Berwin Pies is on the other side of town and we drive there past more boxy warehouses, Altavista on a grander scale, but with more check-cashing and more big parking lots. We drive past the beautiful lake we missed on our entrance to the town and Alice keeps her own counsel while I attempt to parallel park and then give up and pull into one of the big empty lots kitty-corner from the pizza joint. It is what you might expect, neon sign pleather booths the light a little too bright, just needs a bulb three notches warmer and it would be homey instead of bald and flea-bitten but I see they have several beers on tap and I smell pizza and we find a booth and a friendly rotund lumberjack type brings us a high chair for Honey. Alice who has been mostly silent the whole drive looks at him almost flirtatiously and says “We want beer and lots of it” and he laughs and says “Well I think we can take care of that for you” and asks what kind of beer we want and Alice says “Whatever you got” and I intervene and ask for some Oregon thing and we order a large supreme pizza and sit back and wait for all this bounty to flow in.

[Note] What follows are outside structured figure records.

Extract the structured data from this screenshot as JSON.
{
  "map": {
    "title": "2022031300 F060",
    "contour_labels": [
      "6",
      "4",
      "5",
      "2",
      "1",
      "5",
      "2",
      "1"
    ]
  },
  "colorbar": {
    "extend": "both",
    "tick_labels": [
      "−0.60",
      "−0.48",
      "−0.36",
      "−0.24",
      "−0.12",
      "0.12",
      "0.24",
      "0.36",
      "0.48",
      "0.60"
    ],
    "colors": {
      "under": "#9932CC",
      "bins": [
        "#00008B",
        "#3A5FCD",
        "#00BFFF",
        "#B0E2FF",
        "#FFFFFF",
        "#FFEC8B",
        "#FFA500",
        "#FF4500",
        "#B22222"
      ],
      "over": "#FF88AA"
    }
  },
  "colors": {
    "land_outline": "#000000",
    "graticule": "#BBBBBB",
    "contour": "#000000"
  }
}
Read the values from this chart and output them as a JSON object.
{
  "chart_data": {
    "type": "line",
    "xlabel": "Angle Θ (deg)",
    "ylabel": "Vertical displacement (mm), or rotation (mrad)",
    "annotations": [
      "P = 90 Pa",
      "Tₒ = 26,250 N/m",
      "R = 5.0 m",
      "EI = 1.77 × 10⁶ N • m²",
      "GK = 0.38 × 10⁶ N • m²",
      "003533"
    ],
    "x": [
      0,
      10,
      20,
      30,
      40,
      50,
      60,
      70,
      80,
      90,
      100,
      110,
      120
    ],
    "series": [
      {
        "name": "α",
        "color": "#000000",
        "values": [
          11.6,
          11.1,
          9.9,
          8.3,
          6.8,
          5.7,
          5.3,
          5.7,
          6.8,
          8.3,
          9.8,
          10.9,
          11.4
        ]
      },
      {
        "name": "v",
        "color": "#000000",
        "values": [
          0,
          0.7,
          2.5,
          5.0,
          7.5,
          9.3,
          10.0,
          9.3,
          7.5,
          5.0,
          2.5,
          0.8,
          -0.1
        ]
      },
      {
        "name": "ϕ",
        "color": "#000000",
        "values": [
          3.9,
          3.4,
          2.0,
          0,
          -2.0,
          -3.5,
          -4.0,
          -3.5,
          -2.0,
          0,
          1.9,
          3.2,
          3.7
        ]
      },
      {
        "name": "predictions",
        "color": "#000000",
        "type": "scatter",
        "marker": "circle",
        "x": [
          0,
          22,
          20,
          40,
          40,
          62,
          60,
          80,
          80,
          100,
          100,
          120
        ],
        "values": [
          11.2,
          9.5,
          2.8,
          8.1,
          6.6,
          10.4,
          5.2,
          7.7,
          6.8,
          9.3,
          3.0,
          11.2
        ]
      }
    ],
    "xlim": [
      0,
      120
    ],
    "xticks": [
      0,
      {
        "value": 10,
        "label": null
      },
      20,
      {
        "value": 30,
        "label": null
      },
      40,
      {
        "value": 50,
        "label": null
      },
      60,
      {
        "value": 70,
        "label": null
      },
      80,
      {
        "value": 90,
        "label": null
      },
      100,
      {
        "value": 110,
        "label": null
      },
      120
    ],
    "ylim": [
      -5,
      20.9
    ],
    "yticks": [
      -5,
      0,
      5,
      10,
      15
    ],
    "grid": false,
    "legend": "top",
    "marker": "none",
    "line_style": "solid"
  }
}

I expect a town of this size to feel less depopulated than Altavista but there are only three sat tables in the restaurant. I reflect that almost everyone I’ve seen since we came north besides Kimmy has been a teen or the aged or aging.

The beer comes and I cheers Alice and she says cheers but then sits there silently and I am not sure whether or how to make a conversation go. Honey is shredding napkins and banging her spoon gently and she is occupied and before I know it the pizza arrives and I serve all of us and cut up Honey’s piece.

Alice tries to pick up her piece and then sets it down again.

She drinks some of her beer. I’ve almost finished mine and realize I need to pace myself if I’m going to drive us home.

“I wanted to be a playwright, you know,” she says out of nowhere. I don’t really know what to say so I say “I thought you were a teacher” and she says “Yes but in my spare time I wrote plays.” She goes again. “Do you want to be a teacher?” She looks at me. “Since you work at the University?”

“No,” I say. “I don’t know what I want to be exactly. I was going to get a Ph.D. but I never really had a plan for after. I just like to know things and feel useful.”

“You should be sure you have a way to support yourself,” she says.

“My mom always said the same thing,” I say. “When my father died it was like we lost the thing about our family that said what our family was and then she had to make herself over.”